OP I actually think you're being quite unreasonable. Not only are you taking your child to a class when she's clearly not ready and is being disruptive but you're not even stopping the disruptive behaviour while you're there.

I'm trying! But in fairness to her, she's mostly just going off into other parts of the room and doing her own thing, it's more that she's demonstrating to the other kids that joining in is optional. Which I guess it is, because it's an optional activity.

In general I think the suggestion to ask the teacher is the best one (and probably something I should have come up with by myself!)

OP posts:
tinybeautiful · 12/01/2026 13:48

...it's only optional until you get there!

That's like saying watching a film at the cinema is optional. It is, in that it isn't compulsory but if you choose to make a phone call or practise your juggling mid viewing, then you're just an arsehole.

She can choose whether to partake or not... by attending, or not. Not by fannying around when she's there.

BonfireNight1993 · 12/01/2026 20:55

tinybeautiful · 12/01/2026 13:48

...it's only optional until you get there!

That's like saying watching a film at the cinema is optional.

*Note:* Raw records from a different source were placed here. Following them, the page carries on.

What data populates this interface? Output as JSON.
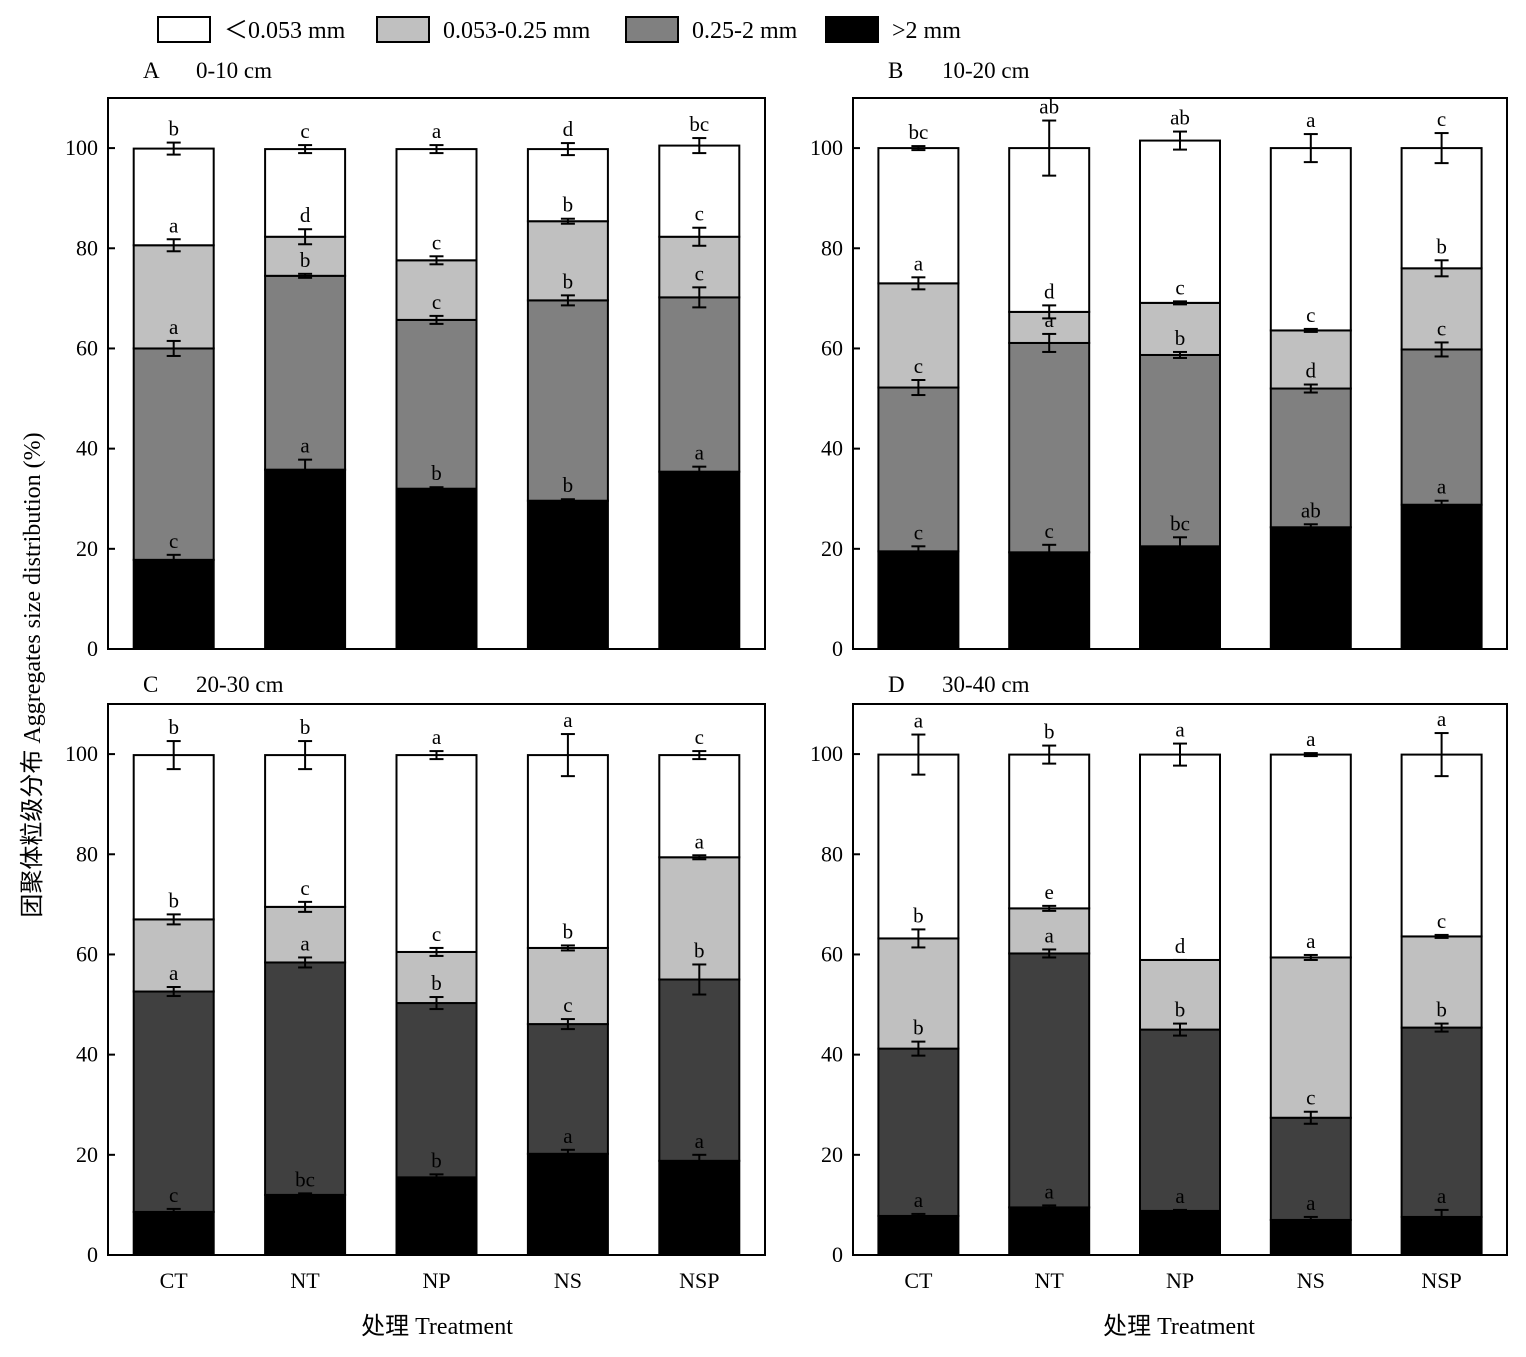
{
  "chart_data": {
    "type": "bar",
    "stacked": true,
    "ylabel": "团聚体粒级分布 Aggregates size distribution (%)",
    "xlabel": "处理 Treatment",
    "ylim": [
      0,
      110
    ],
    "yticks": [
      "0",
      "20",
      "40",
      "60",
      "80",
      "100"
    ],
    "categories": [
      "CT",
      "NT",
      "NP",
      "NS",
      "NSP"
    ],
    "legend": [
      {
        "name": "＜0.053 mm",
        "color": "#ffffff"
      },
      {
        "name": "0.053-0.25 mm",
        "color": "#c0c0c0"
      },
      {
        "name": "0.25-2 mm",
        "color": "#808080"
      },
      {
        "name": ">2 mm",
        "color": "#000000"
      }
    ],
    "panels": [
      {
        "letter": "A",
        "depth": "0-10 cm",
        "mid_color": "#808080",
        "bars": [
          {
            "s": [
              17.8,
              60.0,
              80.6,
              99.9
            ],
            "e": [
              1.0,
              1.5,
              1.2,
              1.2
            ],
            "l": [
              "c",
              "a",
              "a",
              "b"
            ]
          },
          {
            "s": [
              35.8,
              74.5,
              82.3,
              99.8
            ],
            "e": [
              2.0,
              0.4,
              1.5,
              0.8
            ],
            "l": [
              "a",
              "b",
              "d",
              "c"
            ]
          },
          {
            "s": [
              32.0,
              65.7,
              77.6,
              99.8
            ],
            "e": [
              0.3,
              0.8,
              0.8,
              0.8
            ],
            "l": [
              "b",
              "c",
              "c",
              "a"
            ]
          },
          {
            "s": [
              29.6,
              69.6,
              85.4,
              99.8
            ],
            "e": [
              0.3,
              1.0,
              0.5,
              1.2
            ],
            "l": [
              "b",
              "b",
              "b",
              "d"
            ]
          },
          {
            "s": [
              35.4,
              70.2,
              82.3,
              100.5
            ],
            "e": [
              1.0,
              2.0,
              1.8,
              1.5
            ],
            "l": [
              "a",
              "c",
              "c",
              "bc"
            ]
          }
        ]
      },
      {
        "letter": "B",
        "depth": "10-20 cm",
        "mid_color": "#808080",
        "bars": [
          {
            "s": [
              19.5,
              52.2,
              73.0,
              100.0
            ],
            "e": [
              1.0,
              1.5,
              1.2,
              0.4
            ],
            "l": [
              "c",
              "c",
              "a",
              "bc"
            ]
          },
          {
            "s": [
              19.3,
              61.1,
              67.3,
              100.0
            ],
            "e": [
              1.5,
              1.8,
              1.3,
              5.5
            ],
            "l": [
              "c",
              "a",
              "d",
              "ab"
            ]
          },
          {
            "s": [
              20.5,
              58.7,
              69.1,
              101.5
            ],
            "e": [
              1.8,
              0.6,
              0.3,
              1.8
            ],
            "l": [
              "bc",
              "b",
              "c",
              "ab"
            ]
          },
          {
            "s": [
              24.3,
              52.0,
              63.6,
              100.0
            ],
            "e": [
              0.6,
              0.8,
              0.3,
              2.8
            ],
            "l": [
              "ab",
              "d",
              "c",
              "a"
            ]
          },
          {
            "s": [
              28.8,
              59.8,
              76.0,
              100.0
            ],
            "e": [
              0.8,
              1.4,
              1.6,
              3.0
            ],
            "l": [
              "a",
              "c",
              "b",
              "c"
            ]
          }
        ]
      },
      {
        "letter": "C",
        "depth": "20-30 cm",
        "mid_color": "#404040",
        "bars": [
          {
            "s": [
              8.6,
              52.6,
              67.0,
              99.8
            ],
            "e": [
              0.6,
              0.9,
              1.0,
              2.8
            ],
            "l": [
              "c",
              "a",
              "b",
              "b"
            ]
          },
          {
            "s": [
              12.0,
              58.4,
              69.5,
              99.8
            ],
            "e": [
              0.3,
              1.0,
              1.0,
              2.8
            ],
            "l": [
              "bc",
              "a",
              "c",
              "b"
            ]
          },
          {
            "s": [
              15.5,
              50.3,
              60.5,
              99.8
            ],
            "e": [
              0.6,
              1.2,
              0.8,
              0.8
            ],
            "l": [
              "b",
              "b",
              "c",
              "a"
            ]
          },
          {
            "s": [
              20.2,
              46.1,
              61.3,
              99.8
            ],
            "e": [
              0.8,
              1.0,
              0.5,
              4.2
            ],
            "l": [
              "a",
              "c",
              "b",
              "a"
            ]
          },
          {
            "s": [
              18.8,
              55.0,
              79.4,
              99.8
            ],
            "e": [
              1.2,
              3.0,
              0.4,
              0.8
            ],
            "l": [
              "a",
              "b",
              "a",
              "c"
            ]
          }
        ]
      },
      {
        "letter": "D",
        "depth": "30-40 cm",
        "mid_color": "#404040",
        "bars": [
          {
            "s": [
              7.8,
              41.2,
              63.2,
              99.9
            ],
            "e": [
              0.4,
              1.4,
              1.8,
              4.0
            ],
            "l": [
              "a",
              "b",
              "b",
              "a"
            ]
          },
          {
            "s": [
              9.5,
              60.2,
              69.2,
              99.9
            ],
            "e": [
              0.4,
              0.8,
              0.5,
              1.8
            ],
            "l": [
              "a",
              "a",
              "e",
              "b"
            ]
          },
          {
            "s": [
              8.8,
              45.0,
              58.9,
              99.9
            ],
            "e": [
              0.2,
              1.2,
              0.0,
              2.2
            ],
            "l": [
              "a",
              "b",
              "d",
              "a"
            ]
          },
          {
            "s": [
              7.0,
              27.4,
              59.4,
              99.9
            ],
            "e": [
              0.6,
              1.2,
              0.5,
              0.3
            ],
            "l": [
              "a",
              "c",
              "a",
              "a"
            ]
          },
          {
            "s": [
              7.6,
              45.4,
              63.6,
              99.9
            ],
            "e": [
              1.4,
              0.8,
              0.3,
              4.3
            ],
            "l": [
              "a",
              "b",
              "c",
              "a"
            ]
          }
        ]
      }
    ]
  }
}
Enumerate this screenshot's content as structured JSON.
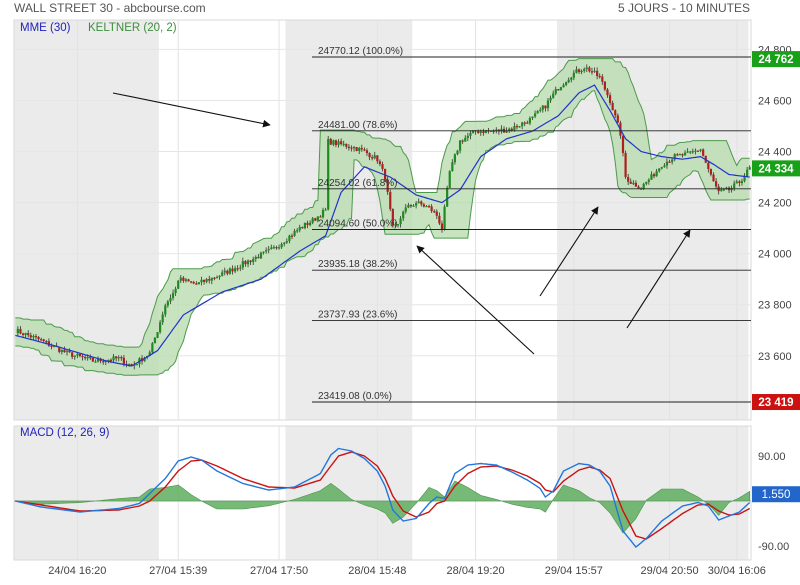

It is, in that it isn't compulsory but if you choose to make a phone call or practise your juggling mid viewing, then you're just an arsehole.

She can choose whether to partake or not... by attending, or not. Not by fannying around when she's there.

I mean, it's a class for small children. I wouldn't expect to go to a Pilates class and sit in the corner playing with a toy, but I'm 33. When I take my baby to Baby Cinema is is allowed to cry or fuss, because it's for babies. The expectations are rather different!

OP posts:
Topjoe19 · 12/01/2026 21:09

Try gymnastics? Or at 3, I used to leave my DD in the class whilst I waited outside.

TakeALookAtTheseSwatches · 12/01/2026 21:16

You'll definitely be better looking for a drop off class, when my DD was 3 we went to a gymnastics class where parents were required to follow their child around and get them to do the activities, she used to just run around and wouldn't really get involved, I moved her to another place where you drop them off but can watch them on screens from a room across the corridor and it was like night and day! She did all of the activities and was really engaged from the very first lesson.